Deutsche Rüstungsunternehmen verdienen am Export von Kleinwaffen so gut wie nie zuvor: Wie die Süddeutsche Zeitung berichtet, liegt der aktuelle Betrag höher als alle Vergleichswerte seit Beginn der Erfassung in den Exportberichten der Bundesregierung Ende der neunziger Jahre. 

Die Zeitung beruft sich auf die Antwort des Bundeswirtschaftsministeriums auf eine Anfrage der Bundestagsfraktion der Linken. Demnach genehmigte die Bundesregierung im vergangenen Jahr Ausfuhren von Kleinwaffen und Kleinwaffenteilen im Wert von 76,15 Millionen Euro.

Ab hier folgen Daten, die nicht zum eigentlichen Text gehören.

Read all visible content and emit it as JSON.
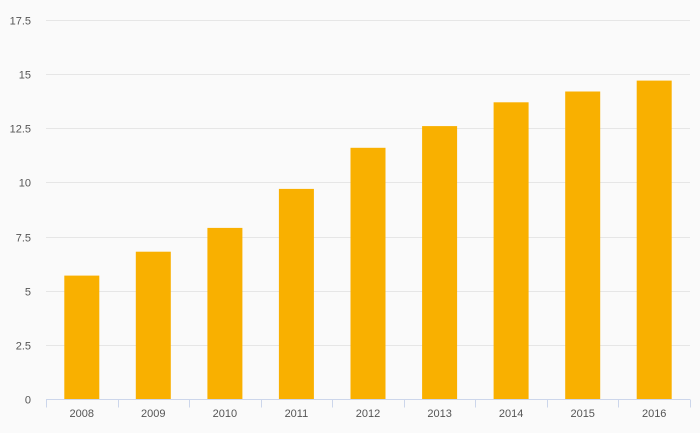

Der zweithöchste Wert sei 2009 erreicht worden mit 70,4 Millionen Euro.

Besonders beachtlich ist dabei der Handel mit Saudi-Arabien. Dorthin wurden 2012 Ausfuhren von Kleinwaffen und Kleinwaffenteilen in Höhe von 6,5 Millionen Euro genehmigt. Dies entspricht mehr als der Hälfte des Werts für den Nahen Osten und Nordafrika.

"Massenvernichtungswaffen des 21. Jahrhunderts"

Unter Kleinwaffen fasst die Regierung demnach unter anderem Maschinenpistolen, Maschinengewehre sowie voll- und halbautomatische Waffen zusammen. Deren Export wird häufig kritisiert, weil ihnen, verglichen mit schweren Waffen, weltweit mit Abstand die meisten Menschen zum Opfer fallen. Zudem sind sie auch in Entwicklungsländern leicht zu beschaffen und tauchen immer wieder durch illegale Weiterverbreitung in Krisenregionen auf.

"Kleinwaffen sind die Massenvernichtungswaffen des 21. Jahrhunderts", sagte der Linken-Bundestagsabgeordnete Jan van Aken der Süddeutschen. Die Regierung solle deshalb ihren Export "nicht verdoppeln, sondern verbieten", forderte er. In jedem aktuellen Konflikt tauchten auch deutsche Kleinwaffen auf, "selbst in Afghanistan schießen die Taliban mit deutschen Waffen auf deutsche Soldaten".